Para a maioria dos fãs de Laranja
Mecânica, a versão de Stanley Kubrick é a mais aclamada, por manter Alex com
seu lado negro. Enquanto no livro de Anthony Burgess ele se regenera e se
purifica. O lado negro não é bem um lado negro e sim a essência de Alex, que
por definição é má. O outro lado é resultante das sequelas pós-traumáticas
sofridas por ele no decorrer de seu tratamento. Jean Paul Sartre, filósofo
francês do século passado e precursor do movimento existencialista, afirmava
que a existência precede a essência, ou seja, primeiro existimos depois
ganhamos nossa essência, que pode ser influenciada pelo meio em que vivemos,
mas jamais alterada.
Imaginem uma laranja. Ela cresce em
uma laranjeira e quando amadurece revela um suco adocicado e rico em vitamina
C. Essa é sua essência. Se utilizarmos a laranja como bola de
futebol, ainda assim ela será uma laranja. Se colocarmos sal em seu suco ele
ficará amargo, mas sua essência permanecerá doce. Dessa forma afirmo que não há
um lado bom em Alex, sua essência jamais foi alterada, seu lado negro apenas
foi pintado de branco, mas sua escuridão permanece lá. Portanto a versão criada
por Kubrick está mais contextualizada e pertinente à personalidade de Alex,
talvez por isso seja tão cultuada no mundo.

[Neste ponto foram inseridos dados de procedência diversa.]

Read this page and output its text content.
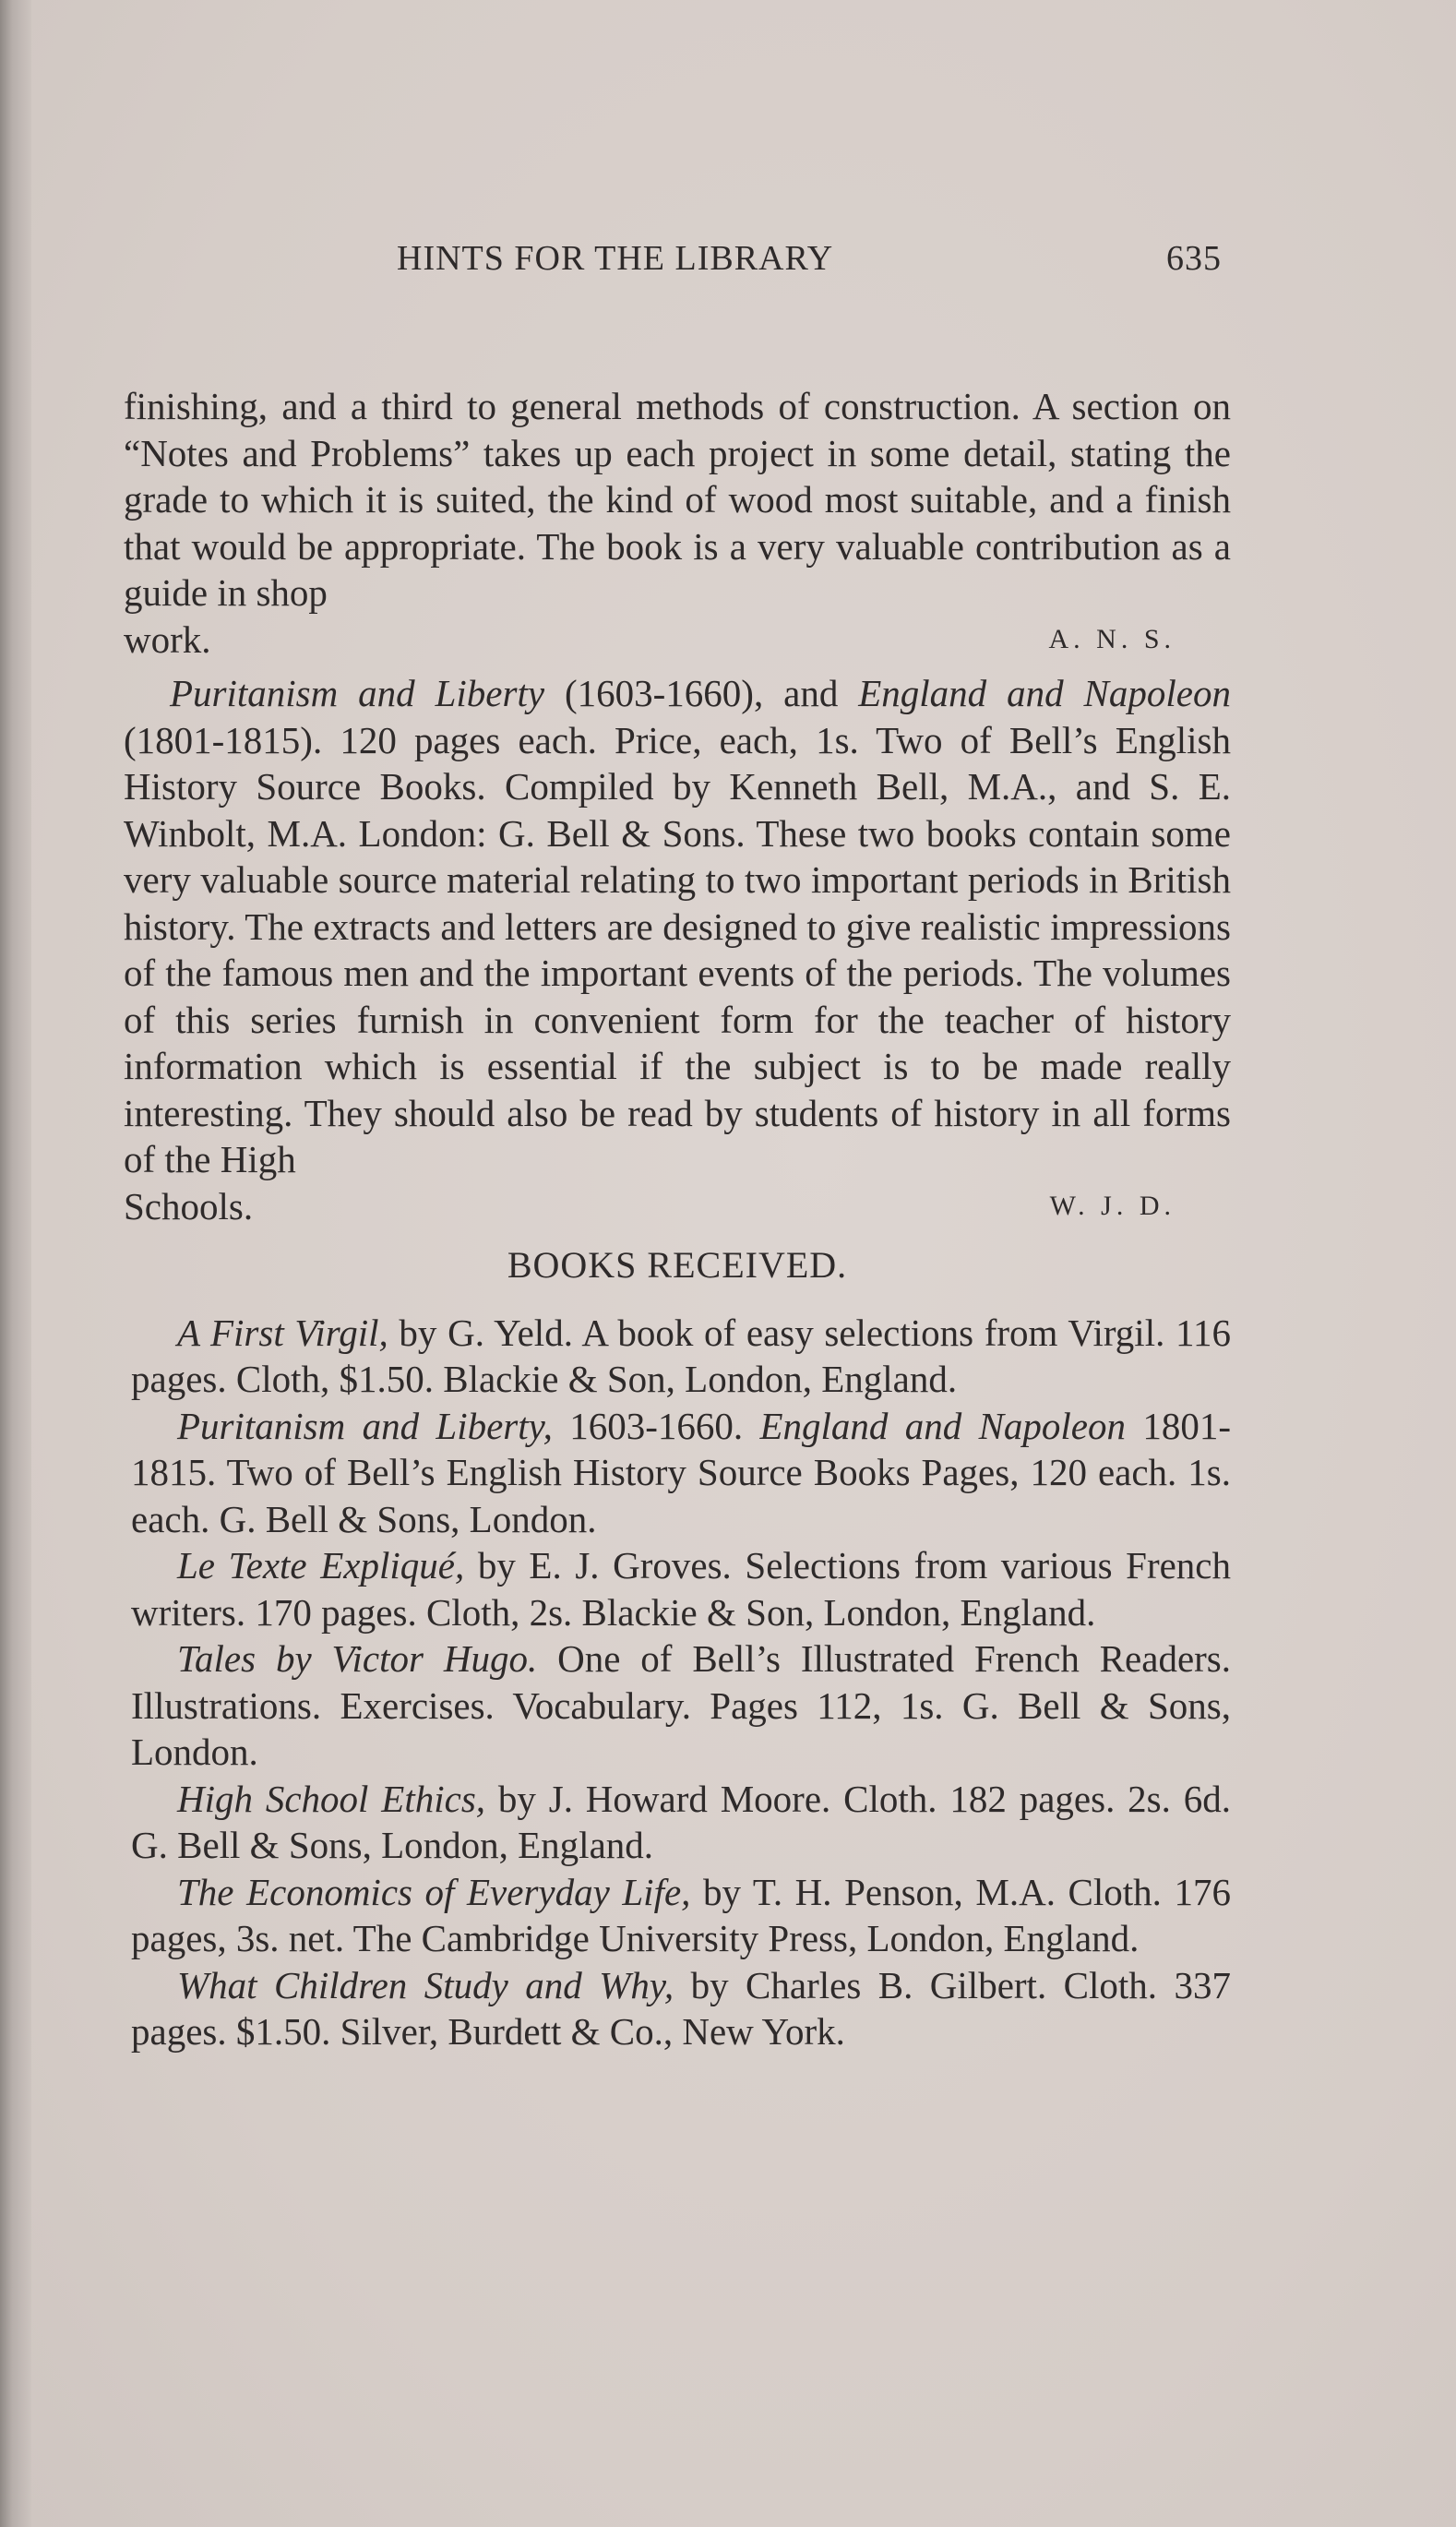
HINTS FOR THE LIBRARY	635

finishing, and a third to general methods of construction. A section on “Notes and Problems” takes up each project in some detail, stating the grade to which it is suited, the kind of wood most suitable, and a finish that would be appropriate. The book is a very valuable contribution as a guide in shop

work.	A. N. S.

Puritanism and Liberty (1603-1660), and England and Napoleon (1801-1815). 120 pages each. Price, each, 1s. Two of Bell’s English History Source Books. Compiled by Kenneth Bell, M.A., and S. E. Winbolt, M.A. London: G. Bell & Sons. These two books contain some very valuable source material relating to two important periods in British history. The extracts and letters are designed to give realistic impressions of the famous men and the important events of the periods. The volumes of this series furnish in convenient form for the teacher of history information which is essential if the subject is to be made really interesting. They should also be read by students of history in all forms of the High

Schools.	W. J. D.
BOOKS RECEIVED.

A First Virgil, by G. Yeld. A book of easy selections from Virgil. 116 pages. Cloth, $1.50. Blackie & Son, London, England.

Puritanism and Liberty, 1603-1660. England and Napoleon 1801-1815. Two of Bell’s English History Source Books Pages, 120 each. 1s. each. G. Bell & Sons, London.

Le Texte Expliqué, by E. J. Groves. Selections from various French writers. 170 pages. Cloth, 2s. Blackie & Son, London, England.

Tales by Victor Hugo. One of Bell’s Illustrated French Readers. Illustrations. Exercises. Vocabulary. Pages 112, 1s. G. Bell & Sons, London.

High School Ethics, by J. Howard Moore. Cloth. 182 pages. 2s. 6d. G. Bell & Sons, London, England.

The Economics of Everyday Life, by T. H. Penson, M.A. Cloth. 176 pages, 3s. net. The Cambridge University Press, London, England.

What Children Study and Why, by Charles B. Gilbert. Cloth. 337 pages. $1.50. Silver, Burdett & Co., New York.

Dizer que a existência precede a
essência é afirmar um antiteísmo, mas se Deus criou primeiro a essência, o
homem nasce bom e, como afirmou Jean-Jacques Rousseau, a sociedade o corrompe.
Quem corrompe a sociedade é o mal. Sendo assim seríamos apenas vítimas do mal,
mas como afirma Sartre, o homem é o único responsável pelo que é. Portanto não
creio em um lado negro de Alex, mas sim em sua essência.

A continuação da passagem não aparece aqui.